As Jason Blevins writes in Saturday's Denver Post:

Chapman, 59, has a 26-year history in Colorado of finding obscure, seemingly undevelopable mining claims located in the middle of highly valuable land.

Threatening to build homes and roads on private islands inside federal wilderness or national parks has netted him millions. In several cases, the federal government has either paid his price or swapped him other parcels of public land in exchange for inholdings he said he planned to develop.

Blevins goes on to describe a plot of land inside Black Canyon of the Gunnison National Park -- the park's high point actually -- where Chapman is threatening to build a mega-mansion. Some call it a shrewd business tactic. Others liken it to blackmail.

Another article in the Telluride Daily Planet by Reilly Capps describes Chapman as "smart in a bad way" via a quote from Colorado Wild's Rocky Smith.

More from Capps:

Many (or perhaps most) owners of high country real estate never take advantage of this opportunity for the simple reason that it's not easy to build a house on the side of a mountain.
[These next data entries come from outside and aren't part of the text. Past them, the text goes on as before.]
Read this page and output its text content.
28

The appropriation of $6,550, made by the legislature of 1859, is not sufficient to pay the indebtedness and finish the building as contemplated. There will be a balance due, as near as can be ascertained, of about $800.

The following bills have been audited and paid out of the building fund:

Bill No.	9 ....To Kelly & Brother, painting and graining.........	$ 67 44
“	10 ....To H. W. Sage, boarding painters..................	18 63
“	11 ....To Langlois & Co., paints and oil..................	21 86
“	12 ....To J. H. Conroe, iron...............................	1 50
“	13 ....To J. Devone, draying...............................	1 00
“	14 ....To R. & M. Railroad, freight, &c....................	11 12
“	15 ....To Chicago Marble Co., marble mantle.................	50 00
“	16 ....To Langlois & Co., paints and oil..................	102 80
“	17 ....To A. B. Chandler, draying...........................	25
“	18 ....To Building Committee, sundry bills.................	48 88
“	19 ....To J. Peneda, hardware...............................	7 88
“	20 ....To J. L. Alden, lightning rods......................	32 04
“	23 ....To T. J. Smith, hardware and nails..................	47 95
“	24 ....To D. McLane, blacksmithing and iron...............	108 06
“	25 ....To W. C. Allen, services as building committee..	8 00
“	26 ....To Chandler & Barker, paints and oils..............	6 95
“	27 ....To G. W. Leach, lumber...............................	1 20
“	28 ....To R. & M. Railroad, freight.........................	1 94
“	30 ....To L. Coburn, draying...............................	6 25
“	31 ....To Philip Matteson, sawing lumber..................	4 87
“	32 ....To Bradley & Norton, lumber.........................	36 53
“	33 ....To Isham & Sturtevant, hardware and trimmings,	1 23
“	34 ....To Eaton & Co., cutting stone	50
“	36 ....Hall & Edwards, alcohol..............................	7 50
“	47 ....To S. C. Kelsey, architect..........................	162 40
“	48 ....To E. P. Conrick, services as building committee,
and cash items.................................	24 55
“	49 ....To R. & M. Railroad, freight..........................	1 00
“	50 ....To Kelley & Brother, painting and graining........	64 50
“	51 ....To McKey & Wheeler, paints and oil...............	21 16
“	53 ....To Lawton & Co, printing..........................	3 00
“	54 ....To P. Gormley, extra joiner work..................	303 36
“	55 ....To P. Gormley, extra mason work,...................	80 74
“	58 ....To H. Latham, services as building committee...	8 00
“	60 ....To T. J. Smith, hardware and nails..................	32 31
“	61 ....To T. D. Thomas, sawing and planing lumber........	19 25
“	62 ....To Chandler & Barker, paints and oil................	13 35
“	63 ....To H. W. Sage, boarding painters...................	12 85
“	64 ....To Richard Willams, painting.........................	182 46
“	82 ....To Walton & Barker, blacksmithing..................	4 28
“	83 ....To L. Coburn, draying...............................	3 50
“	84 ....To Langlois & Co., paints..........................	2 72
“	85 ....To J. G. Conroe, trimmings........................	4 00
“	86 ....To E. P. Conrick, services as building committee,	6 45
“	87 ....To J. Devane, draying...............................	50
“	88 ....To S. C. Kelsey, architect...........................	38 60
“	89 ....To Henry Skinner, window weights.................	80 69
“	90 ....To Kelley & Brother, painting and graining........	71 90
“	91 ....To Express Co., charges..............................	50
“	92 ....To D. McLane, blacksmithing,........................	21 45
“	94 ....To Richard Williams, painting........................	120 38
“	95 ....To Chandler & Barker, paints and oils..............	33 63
In Upper Bear Creek, for example, on Chapman's land, it seems like you could only build a cabin if you packed the materials in on mules. Or if you brought them in by helicopter.

Which seem like extreme measures -- measures Chapman has already taken. In one case, in 1992, in the West Elk Wilderness Area near Gunnison, he paid a helicopter to airlift tons of supplies in to build a house.

That kind of thing can trigger a bit of a panic attack in wilderness lovers. Linda Miller was one of many who recoiled at the idea of houses up there in the West Elk.

"West Elk is just beautiful," she said. "It would have been a travesty."